The war did not spare the remainder of our country, either. We were in continuous fleeing, first to relatives of my father, then to his birthplace to the south, and at last to the capital again. With the war over, my father got another assignment from the Ministry of Finance in a fine place, Gyongyos, a town in the north-eastern part of the country among wine-growing hills. It has become his last employment. The reason why it happened, was programmed into his own nature: straightness, honesty and lack of care.

In that town commerce had always been one of the main sources to get money. Thus here there were a lot of people having Jewish ancestors. Beginning with the German occupation of the country taking place to prevent a pro-British coup in 1944 the prosecution of Jews started. They had been taken to different concentration camps in Poland, Germany and Austria. Only a fragment of this wretched crowd returned and even they had to face a situation that their belongings were missing. The group that helped their deportation has not been swept away by the war and a very well organized attempt made it impossible for the owners to find their property.

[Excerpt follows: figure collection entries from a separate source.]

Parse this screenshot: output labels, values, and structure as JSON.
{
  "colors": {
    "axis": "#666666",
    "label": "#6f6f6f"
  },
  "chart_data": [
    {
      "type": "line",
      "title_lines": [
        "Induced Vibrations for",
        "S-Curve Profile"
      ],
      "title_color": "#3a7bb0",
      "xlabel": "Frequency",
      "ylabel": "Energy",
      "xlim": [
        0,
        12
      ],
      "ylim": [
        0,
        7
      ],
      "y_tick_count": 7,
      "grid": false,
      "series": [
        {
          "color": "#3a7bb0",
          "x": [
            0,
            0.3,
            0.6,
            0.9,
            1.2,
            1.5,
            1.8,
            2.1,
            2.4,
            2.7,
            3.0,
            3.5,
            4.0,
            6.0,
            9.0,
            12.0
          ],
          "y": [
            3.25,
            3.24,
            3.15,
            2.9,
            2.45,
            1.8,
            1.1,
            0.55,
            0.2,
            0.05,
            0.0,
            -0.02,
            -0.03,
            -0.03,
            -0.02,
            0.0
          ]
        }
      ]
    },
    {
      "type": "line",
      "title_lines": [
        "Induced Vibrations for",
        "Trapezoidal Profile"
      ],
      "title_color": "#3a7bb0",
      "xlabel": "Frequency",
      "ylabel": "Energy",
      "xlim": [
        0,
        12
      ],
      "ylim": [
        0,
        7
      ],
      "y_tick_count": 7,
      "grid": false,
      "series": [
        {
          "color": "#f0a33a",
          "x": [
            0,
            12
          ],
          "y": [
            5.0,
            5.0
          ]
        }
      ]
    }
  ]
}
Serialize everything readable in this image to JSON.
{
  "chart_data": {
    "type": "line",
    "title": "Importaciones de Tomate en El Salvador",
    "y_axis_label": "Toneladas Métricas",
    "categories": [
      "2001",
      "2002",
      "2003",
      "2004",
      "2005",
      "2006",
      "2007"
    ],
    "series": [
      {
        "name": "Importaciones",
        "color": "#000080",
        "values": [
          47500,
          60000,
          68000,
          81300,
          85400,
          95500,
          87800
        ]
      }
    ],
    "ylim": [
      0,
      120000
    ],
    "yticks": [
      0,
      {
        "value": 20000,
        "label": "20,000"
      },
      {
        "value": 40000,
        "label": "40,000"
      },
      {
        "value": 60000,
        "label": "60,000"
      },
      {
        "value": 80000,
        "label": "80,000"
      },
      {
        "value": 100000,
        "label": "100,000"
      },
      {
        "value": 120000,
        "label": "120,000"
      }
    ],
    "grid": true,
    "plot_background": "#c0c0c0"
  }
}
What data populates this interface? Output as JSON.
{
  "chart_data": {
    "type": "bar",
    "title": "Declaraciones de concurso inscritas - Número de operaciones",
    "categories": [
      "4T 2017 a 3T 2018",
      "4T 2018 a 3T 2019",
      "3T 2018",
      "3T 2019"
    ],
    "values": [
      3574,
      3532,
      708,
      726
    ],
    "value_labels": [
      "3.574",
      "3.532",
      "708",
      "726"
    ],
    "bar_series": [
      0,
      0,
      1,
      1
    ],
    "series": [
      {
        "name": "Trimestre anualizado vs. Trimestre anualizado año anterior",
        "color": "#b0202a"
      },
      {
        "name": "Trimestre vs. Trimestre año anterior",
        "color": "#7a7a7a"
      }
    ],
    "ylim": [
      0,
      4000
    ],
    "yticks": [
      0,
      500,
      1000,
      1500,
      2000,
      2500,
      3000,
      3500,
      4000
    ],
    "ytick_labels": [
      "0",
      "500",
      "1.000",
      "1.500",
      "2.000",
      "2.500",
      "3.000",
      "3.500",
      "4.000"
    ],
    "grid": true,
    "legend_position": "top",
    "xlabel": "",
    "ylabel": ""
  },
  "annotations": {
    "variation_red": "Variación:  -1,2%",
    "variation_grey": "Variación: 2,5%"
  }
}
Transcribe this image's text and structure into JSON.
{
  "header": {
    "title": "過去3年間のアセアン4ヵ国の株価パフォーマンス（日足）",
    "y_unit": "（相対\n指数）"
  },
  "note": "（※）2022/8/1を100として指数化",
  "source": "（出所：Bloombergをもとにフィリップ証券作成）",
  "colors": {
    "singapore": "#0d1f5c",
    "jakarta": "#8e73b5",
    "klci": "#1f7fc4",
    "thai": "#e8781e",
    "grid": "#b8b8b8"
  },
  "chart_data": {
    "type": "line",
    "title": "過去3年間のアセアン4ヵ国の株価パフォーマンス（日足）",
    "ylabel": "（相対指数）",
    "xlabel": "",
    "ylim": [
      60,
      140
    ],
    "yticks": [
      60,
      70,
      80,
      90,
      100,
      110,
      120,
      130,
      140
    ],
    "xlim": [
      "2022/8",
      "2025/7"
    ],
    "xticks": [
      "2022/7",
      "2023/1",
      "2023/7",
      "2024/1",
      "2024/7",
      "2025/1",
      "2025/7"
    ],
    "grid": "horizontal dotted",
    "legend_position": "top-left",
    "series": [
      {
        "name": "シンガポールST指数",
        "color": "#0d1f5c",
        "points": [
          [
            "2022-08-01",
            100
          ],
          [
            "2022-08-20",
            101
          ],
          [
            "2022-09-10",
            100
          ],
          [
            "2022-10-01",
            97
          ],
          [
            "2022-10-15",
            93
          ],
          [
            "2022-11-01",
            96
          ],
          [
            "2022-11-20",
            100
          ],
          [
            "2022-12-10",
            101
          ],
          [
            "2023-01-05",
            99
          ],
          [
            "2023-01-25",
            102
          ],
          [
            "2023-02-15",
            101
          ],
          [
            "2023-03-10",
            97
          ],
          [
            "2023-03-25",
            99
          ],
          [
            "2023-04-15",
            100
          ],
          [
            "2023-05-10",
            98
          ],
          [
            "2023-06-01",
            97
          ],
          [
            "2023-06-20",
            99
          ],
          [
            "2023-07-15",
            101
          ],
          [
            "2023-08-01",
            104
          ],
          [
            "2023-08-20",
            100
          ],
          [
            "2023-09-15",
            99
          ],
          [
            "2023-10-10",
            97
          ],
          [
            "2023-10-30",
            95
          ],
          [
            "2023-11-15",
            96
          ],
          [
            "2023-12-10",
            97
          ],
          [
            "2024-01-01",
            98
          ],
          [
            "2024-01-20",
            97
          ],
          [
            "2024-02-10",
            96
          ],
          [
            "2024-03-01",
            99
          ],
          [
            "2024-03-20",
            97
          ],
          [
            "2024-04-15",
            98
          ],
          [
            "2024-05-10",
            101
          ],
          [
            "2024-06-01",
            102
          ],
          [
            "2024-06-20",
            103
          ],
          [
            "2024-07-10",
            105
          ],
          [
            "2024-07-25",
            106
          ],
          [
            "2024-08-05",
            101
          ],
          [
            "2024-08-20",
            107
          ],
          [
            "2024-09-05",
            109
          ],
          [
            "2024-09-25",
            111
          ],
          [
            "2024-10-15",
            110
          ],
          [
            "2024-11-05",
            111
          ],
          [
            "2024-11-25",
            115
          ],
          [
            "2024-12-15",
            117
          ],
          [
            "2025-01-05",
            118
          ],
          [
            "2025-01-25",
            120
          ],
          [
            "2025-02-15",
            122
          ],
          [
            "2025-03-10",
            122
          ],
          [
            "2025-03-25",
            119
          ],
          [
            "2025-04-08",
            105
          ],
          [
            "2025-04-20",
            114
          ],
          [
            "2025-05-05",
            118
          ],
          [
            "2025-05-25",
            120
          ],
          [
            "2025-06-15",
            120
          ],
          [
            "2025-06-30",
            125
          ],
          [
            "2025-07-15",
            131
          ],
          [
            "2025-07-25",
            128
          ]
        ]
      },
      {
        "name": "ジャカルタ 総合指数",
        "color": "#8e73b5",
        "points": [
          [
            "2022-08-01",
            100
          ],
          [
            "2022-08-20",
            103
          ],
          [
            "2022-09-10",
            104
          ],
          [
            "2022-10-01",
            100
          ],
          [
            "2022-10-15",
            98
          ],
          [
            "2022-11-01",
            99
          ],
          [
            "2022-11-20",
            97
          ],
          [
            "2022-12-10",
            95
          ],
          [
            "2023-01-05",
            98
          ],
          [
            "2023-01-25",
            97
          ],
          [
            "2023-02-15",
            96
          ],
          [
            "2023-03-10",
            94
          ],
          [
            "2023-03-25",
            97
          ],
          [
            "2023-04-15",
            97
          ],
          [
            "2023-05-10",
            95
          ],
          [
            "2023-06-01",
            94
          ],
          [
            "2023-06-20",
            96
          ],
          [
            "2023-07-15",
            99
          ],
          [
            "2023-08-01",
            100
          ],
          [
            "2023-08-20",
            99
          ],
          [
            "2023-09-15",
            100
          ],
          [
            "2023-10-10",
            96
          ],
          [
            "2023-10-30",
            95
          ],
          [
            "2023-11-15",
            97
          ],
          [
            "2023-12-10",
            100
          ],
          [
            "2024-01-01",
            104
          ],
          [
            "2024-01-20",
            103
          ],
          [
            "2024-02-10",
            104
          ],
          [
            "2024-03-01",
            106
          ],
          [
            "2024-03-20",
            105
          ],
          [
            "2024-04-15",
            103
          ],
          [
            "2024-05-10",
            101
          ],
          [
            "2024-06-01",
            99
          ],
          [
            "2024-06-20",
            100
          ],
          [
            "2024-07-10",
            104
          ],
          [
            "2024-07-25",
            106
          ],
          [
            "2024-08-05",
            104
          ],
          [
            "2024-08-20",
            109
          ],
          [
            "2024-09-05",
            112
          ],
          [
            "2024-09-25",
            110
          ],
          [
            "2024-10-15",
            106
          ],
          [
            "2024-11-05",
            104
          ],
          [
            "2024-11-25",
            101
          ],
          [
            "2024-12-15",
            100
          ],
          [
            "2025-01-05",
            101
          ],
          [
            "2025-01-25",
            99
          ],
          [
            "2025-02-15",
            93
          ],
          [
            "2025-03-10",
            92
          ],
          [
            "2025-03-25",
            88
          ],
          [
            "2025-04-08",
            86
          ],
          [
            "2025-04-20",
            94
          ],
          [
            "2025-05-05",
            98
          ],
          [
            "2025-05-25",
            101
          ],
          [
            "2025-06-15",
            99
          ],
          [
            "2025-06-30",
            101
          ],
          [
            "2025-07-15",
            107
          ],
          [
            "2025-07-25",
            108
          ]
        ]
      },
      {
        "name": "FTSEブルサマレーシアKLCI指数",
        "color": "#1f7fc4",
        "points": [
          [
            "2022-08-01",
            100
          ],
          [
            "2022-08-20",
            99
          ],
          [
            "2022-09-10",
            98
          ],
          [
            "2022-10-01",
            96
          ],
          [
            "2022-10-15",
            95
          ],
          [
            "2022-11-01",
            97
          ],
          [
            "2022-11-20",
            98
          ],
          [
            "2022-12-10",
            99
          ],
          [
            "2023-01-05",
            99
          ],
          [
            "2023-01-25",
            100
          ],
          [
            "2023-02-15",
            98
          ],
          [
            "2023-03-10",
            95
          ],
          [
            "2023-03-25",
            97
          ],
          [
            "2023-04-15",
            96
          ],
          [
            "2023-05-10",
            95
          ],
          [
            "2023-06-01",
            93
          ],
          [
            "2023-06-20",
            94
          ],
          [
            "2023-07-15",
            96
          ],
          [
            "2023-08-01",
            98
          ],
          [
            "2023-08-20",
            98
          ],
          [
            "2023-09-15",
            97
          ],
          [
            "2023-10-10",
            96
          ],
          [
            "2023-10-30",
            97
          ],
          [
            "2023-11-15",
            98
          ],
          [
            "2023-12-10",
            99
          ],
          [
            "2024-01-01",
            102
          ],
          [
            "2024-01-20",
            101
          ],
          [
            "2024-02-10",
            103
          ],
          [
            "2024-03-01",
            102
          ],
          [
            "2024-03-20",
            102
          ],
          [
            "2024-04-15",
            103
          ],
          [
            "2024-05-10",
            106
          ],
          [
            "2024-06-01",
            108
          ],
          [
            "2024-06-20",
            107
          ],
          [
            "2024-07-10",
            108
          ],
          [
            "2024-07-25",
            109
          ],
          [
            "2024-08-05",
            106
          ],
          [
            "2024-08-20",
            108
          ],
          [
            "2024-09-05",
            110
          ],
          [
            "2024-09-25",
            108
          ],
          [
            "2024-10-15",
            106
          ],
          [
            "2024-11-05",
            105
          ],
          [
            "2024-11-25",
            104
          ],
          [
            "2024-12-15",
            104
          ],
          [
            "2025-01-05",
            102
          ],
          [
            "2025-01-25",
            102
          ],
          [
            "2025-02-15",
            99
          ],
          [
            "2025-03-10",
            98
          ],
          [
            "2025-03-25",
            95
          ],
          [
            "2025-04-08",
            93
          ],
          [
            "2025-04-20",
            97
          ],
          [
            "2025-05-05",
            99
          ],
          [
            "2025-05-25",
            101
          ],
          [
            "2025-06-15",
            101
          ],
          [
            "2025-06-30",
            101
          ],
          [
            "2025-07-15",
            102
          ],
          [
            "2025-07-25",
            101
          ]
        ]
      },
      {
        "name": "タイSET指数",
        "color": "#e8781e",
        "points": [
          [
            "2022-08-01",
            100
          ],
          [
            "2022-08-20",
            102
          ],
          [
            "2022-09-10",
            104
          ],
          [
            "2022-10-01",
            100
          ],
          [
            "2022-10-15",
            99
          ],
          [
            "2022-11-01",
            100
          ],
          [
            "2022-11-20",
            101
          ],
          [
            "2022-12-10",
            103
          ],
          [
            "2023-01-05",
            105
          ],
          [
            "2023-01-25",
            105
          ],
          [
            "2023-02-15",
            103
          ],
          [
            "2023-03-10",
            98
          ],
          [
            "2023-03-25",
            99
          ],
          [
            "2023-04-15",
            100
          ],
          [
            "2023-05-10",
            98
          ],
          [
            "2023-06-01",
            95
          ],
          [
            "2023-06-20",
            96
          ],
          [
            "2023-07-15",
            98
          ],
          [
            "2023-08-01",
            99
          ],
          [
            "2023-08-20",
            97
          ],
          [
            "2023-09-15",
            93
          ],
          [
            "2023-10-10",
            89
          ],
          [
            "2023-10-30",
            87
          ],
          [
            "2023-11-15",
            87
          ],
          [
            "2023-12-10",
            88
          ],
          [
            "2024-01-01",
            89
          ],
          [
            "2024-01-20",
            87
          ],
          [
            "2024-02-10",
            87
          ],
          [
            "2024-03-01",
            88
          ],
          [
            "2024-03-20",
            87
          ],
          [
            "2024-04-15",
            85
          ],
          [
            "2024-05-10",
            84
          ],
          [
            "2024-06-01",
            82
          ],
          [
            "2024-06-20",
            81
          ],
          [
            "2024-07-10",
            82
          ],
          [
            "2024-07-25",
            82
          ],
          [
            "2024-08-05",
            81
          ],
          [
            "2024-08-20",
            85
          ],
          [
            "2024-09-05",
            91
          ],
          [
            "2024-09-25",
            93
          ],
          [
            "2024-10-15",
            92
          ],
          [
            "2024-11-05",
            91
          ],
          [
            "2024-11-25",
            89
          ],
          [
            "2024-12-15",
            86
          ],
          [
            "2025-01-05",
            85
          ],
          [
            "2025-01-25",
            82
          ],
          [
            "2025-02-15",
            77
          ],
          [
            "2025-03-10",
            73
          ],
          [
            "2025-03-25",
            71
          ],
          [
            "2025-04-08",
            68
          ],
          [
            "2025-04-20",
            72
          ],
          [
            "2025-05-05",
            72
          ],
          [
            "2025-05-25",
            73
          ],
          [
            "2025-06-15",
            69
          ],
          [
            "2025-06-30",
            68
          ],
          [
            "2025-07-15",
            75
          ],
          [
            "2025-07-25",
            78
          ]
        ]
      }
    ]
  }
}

As a customs officer my father got some information and assisted these poor people to get their things back. And consequently he did not become popular among his own colleagues and bosses. It was one year after the war and so-called unreliable people were fired quickly. There were two lists: the A-list was dangerous, to get on it meant prison or death. Father’s name has been put on the other, the B-list. He was very lucky, he has even got a pension. But, it is not an easily solved problem to be fired by a government agency at 46. And the climate has not been fit for private enterprises. We moved to the village where his relatives lived, except my sister who went to school in the capital. He had the chance to make a fresh start as a peasant, although he had escaped that activity two and a half decades before. As he had never ceased to be a member of the community in the village, he has got a piece of land called building site of about three thousand square meters. Building has never occurred, but he did his best to make a living of the vegetables and corn produced on the site. Corn was fed to domestic animals and my parents managed to make ends meet.